Is there a faster algorithm for constructing the adjacency list of this graph?

Question

My problem is to find a better algorithm to fill the adjacency list.

specs:

G = (V , E ) //the graph
V ={w} //vertex in this case each vertex is an array     
E={⟨u,v⟩| u,v ∈V ∧ u>v} // edge only if u > v
u > v only if  foreach i u̸=v ∧ u[i]≥v[i]. // (u>v and v>w => u>w)
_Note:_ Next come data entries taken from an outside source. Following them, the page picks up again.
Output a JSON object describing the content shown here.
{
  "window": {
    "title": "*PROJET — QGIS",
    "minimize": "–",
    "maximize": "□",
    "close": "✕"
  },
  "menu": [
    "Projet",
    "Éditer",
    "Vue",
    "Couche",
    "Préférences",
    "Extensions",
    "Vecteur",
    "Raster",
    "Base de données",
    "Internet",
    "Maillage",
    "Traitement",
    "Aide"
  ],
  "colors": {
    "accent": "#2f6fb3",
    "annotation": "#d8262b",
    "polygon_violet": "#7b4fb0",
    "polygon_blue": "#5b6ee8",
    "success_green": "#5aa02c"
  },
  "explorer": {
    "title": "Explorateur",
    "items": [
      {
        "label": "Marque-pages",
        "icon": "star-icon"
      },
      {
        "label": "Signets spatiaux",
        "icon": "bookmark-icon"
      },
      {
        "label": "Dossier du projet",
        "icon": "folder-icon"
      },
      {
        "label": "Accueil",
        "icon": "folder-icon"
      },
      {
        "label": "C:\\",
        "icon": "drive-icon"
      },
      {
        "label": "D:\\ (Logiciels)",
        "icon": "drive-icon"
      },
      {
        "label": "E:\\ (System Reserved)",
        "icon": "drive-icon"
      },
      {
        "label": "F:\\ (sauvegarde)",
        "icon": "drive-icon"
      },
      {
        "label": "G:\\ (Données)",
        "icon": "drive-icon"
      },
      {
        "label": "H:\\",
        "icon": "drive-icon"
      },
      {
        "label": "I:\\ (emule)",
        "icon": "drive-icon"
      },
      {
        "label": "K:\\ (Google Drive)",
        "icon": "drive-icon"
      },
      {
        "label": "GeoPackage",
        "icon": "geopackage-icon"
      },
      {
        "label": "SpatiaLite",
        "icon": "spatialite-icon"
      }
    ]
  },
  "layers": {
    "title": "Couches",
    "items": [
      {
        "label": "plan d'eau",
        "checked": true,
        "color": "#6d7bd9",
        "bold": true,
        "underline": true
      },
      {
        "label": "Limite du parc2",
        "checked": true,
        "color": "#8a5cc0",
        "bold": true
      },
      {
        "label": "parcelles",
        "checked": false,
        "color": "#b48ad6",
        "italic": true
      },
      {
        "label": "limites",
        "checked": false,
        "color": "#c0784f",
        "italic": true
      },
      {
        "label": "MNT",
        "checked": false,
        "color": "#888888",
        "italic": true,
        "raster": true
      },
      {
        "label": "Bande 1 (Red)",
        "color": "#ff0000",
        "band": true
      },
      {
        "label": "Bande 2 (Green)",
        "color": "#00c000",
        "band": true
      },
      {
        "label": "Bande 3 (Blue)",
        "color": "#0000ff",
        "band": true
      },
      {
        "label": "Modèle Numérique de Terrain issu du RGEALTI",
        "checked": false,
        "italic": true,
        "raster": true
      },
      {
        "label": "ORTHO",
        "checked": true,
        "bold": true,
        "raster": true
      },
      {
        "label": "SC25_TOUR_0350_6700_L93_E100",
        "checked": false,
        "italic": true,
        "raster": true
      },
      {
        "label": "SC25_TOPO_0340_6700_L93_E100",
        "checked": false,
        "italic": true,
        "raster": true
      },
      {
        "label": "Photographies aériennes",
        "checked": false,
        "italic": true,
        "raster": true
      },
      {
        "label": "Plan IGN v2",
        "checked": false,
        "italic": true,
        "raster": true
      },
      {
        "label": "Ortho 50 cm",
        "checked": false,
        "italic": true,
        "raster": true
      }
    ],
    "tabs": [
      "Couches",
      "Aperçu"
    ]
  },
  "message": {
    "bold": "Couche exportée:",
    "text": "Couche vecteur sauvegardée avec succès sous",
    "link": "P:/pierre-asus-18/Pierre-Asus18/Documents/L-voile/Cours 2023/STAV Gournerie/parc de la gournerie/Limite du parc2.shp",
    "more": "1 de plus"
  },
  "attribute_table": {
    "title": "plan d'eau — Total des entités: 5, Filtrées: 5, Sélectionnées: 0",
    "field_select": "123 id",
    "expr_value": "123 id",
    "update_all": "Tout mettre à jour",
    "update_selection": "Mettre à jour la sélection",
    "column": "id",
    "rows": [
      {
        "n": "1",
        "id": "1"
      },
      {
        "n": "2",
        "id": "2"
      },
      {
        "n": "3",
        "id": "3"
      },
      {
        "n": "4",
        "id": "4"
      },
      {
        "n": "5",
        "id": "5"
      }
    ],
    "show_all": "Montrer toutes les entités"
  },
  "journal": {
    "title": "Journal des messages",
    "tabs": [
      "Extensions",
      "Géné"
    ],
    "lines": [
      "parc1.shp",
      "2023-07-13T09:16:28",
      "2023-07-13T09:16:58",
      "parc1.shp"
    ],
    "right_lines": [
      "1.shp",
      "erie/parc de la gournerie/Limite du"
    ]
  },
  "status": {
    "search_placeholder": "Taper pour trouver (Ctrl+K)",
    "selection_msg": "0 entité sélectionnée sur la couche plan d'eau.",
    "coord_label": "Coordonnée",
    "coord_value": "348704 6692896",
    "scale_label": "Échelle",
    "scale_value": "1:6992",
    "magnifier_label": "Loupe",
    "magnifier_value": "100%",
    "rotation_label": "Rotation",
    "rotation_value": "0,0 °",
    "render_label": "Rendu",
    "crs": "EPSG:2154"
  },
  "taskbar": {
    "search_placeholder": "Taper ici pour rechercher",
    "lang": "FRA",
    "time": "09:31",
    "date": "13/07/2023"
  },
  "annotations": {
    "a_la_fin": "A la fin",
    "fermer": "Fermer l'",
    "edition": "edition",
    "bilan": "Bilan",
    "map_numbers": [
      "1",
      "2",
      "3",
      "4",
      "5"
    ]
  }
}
my naive code whit complexity O((v+1)*v/2) ≈ O(n^2) is

private void riempiAdj() {
    for(int i=0;i<nodi.length;i++)
        for(int j=i+1;j<nodi.length;j++)
            if(nodi[i].eMaggiore(nodi[j]))
                nodi[i].adj.inserisci(nodi[j]);     
}

nodi is the array of vertex

adj is the adjacency list

AdjList.inserisci(Vertex t) add a vertex t into adjacency list O(1)

Vertex.eMaggiore(Vertex t) returns true in this > t O(1)

exist an algorithm whit complexity of O(v) or O(v*log()v)?

Answer 1

In the worst case, the graph you're trying to build has Θ(|V|²) edges in it (the total number of edges is 0 + 1 + 2 + ... + |V|-1 = |V|(|V| - 1) / 2), so any algorithm that explicitly builds the adjacency list for the graph will necessarily have to do Ω(|V|²) work in the worst-case simply because that many edges need to be added.

Since there's a nice pattern to the edges here, you could conceivably create some sort of lazily-evaluated adjacency list that only creates the edges when they're needed, though that's a separate question.